Der Freispruch vor Obergericht ist fast nur durch eine hervorragende Verteidigung zu erklären. Dafür zahlt die Beschuldigte nun aber teuer. Wahrscheinlich wäre sie finanziell deutlich besser gefahren, wenn sie vor Obergericht verloren hätte. So wird sie Opfer eines gesetzlichen Konstruktionsfehlers, der gute Leistungen der Verteidigung abstraft.
Hätte das Bundesgericht ihr auch Verfahrenskosten auferlegen können, wenn ihr Anwalt vor Bundesgericht auf Anträge verzichtet hätte (Er beantragt ausdrücklich die Abweisung der Beschwerde)?
Das hätte ich wohl auch getan. Ohne Beteiligung hätte das BGer m.W. keine Kosten auferlegt.
“… dass die Ärzte die Medikamente generell schriftlich verordnen” (E1.4.4). Verschreiben. Es heisst verschreiben. Und: “, sodass der Patient das Heilmittel in der Apotheke beziehen kann (vgl. GUSTAV HUG-BEELI …)” Das steht bei GHB dort mit an Sicherheit grenzender Wahrscheinlichkeit nicht so, schon deshalb, weil auch Drogerien für manche Medikamente in Frage kommen.
Und: “Eine entsprechende Auskunft [zu den Medikamenten] hätte sie problemlos [bei der nächsten Staatsanwaltschaft] einholen können”. Klar. Aber eben nicht müssen, denn der verschreibende Arzt ist eine Person mit Garantenstellung.

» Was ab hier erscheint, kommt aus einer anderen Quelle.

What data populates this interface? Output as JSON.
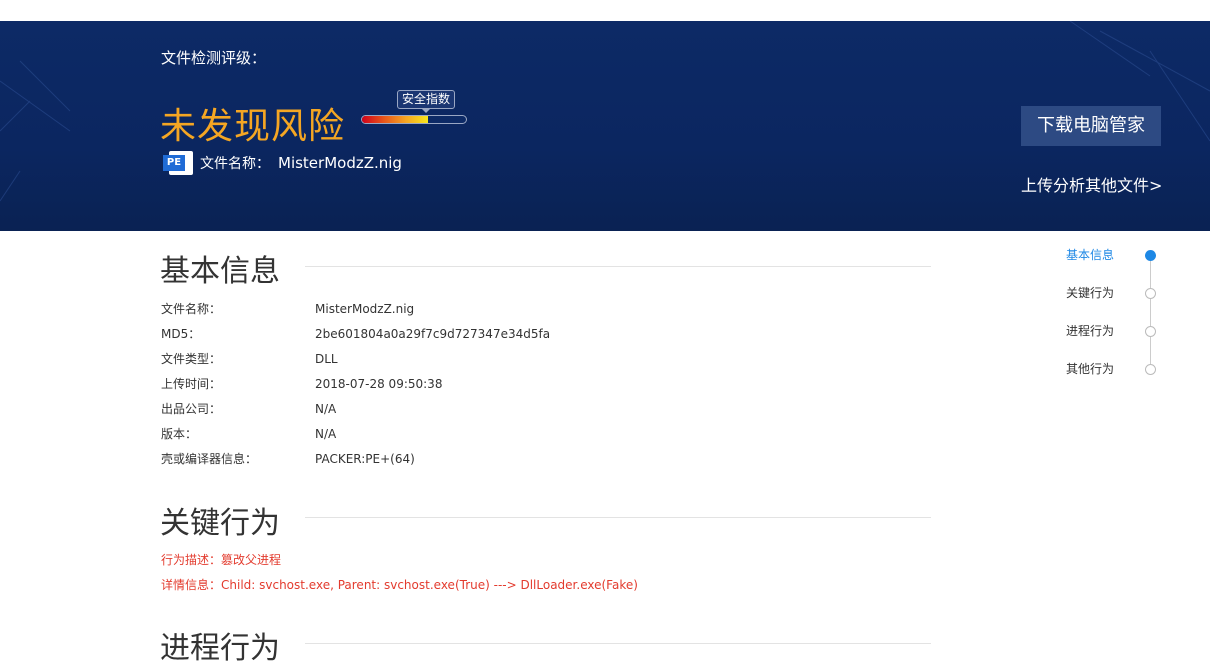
{
  "banner": {
    "rating_label": "文件检测评级：",
    "verdict": "未发现风险",
    "safety_index_label": "安全指数",
    "safety_index_fill": 0.63,
    "file_icon_label": "PE",
    "file_name_label": "文件名称：",
    "file_name": "MisterModzZ.nig",
    "download_button": "下载电脑管家",
    "upload_link": "上传分析其他文件>"
  },
  "basic_info": {
    "title": "基本信息",
    "rows": [
      {
        "key": "文件名称：",
        "value": "MisterModzZ.nig"
      },
      {
        "key": "MD5：",
        "value": "2be601804a0a29f7c9d727347e34d5fa"
      },
      {
        "key": "文件类型：",
        "value": "DLL"
      },
      {
        "key": "上传时间：",
        "value": "2018-07-28 09:50:38"
      },
      {
        "key": "出品公司：",
        "value": "N/A"
      },
      {
        "key": "版本：",
        "value": "N/A"
      },
      {
        "key": "壳或编译器信息：",
        "value": "PACKER:PE+(64)"
      }
    ]
  },
  "key_behavior": {
    "title": "关键行为",
    "description": "行为描述：篡改父进程",
    "details": "详情信息：Child: svchost.exe, Parent: svchost.exe(True) ---> DllLoader.exe(Fake)"
  },
  "process_behavior": {
    "title": "进程行为"
  },
  "side_nav": {
    "items": [
      "基本信息",
      "关键行为",
      "进程行为",
      "其他行为"
    ],
    "active_index": 0
  },
  "colors": {
    "banner": "#0d2a66",
    "verdict": "#f5a623",
    "accent": "#1e88e5",
    "alert": "#e33b2e"
  }
}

Auch Aspirin betäubt den Schmerz, deshalb muss die Beschwerdegegnerin nicht zur Polizei um Erlaubnis fragen gehen, sondern wird das Aspirin konsumieren, damit der Schmerz weggeht, wie das der Arzt empfiehlt. Ob oder Aspirin oder Ethanol oder Nikotin oder Cannabis oder Morphin am Aufenthaltsort gerade legal oder illegal zu konsumieren ist, hat mit der Fahrtüchtigkeit nichts zu tun.

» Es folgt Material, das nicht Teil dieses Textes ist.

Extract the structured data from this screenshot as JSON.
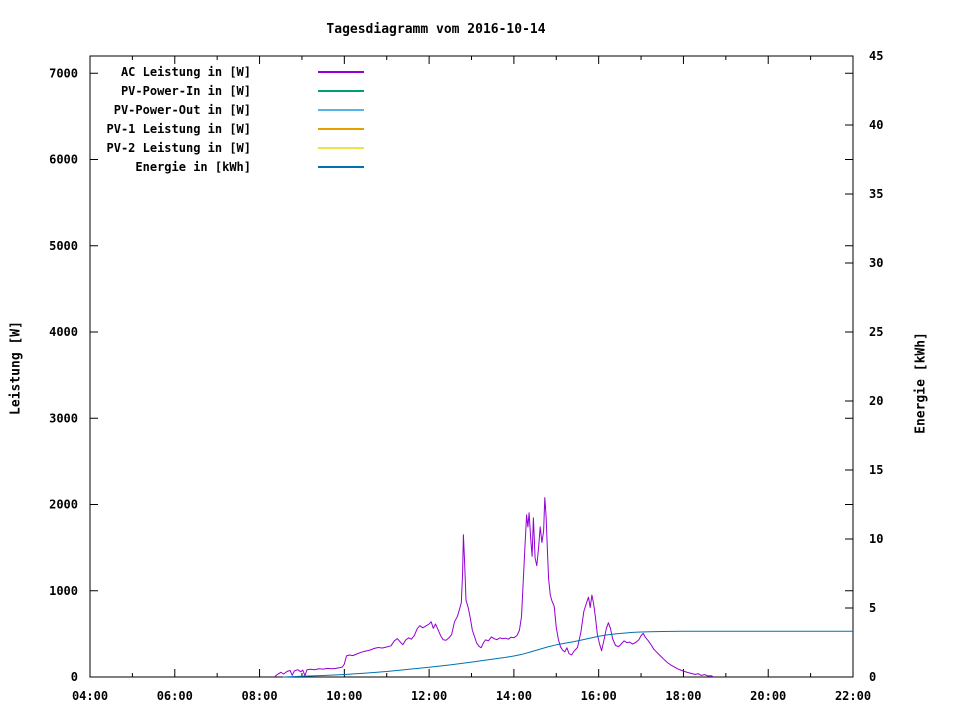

Und: “… dass Cannabis eine berauschende Wirkung hat”. Auch Koffein berauscht, man mag sich aber sehr wohl direkt nach seinem doppelten Espresso ans Steuer setzen. Die Argumentation des Gerichts ist hinten und vorne nicht wasserdicht.
Abgesehen von dem lächerlichen Endergebnis, zeigt dieses Urteil wie absurd die Unterscheidung zwischen Rechts- und Sachverhaltsfragen sein kann.
In seiner Begründung weshalb der Rechtsirrtum vermeidbar gewesen wäre, stellt das Bundesgericht nämlich ausschliesslich auf den äussere Sachverhaltselemente ab, deren willkürfreie Feststellung es der Vorinstanz gerade noch so zutraut, nicht aber deren bundesrechtskonforme Würdigung.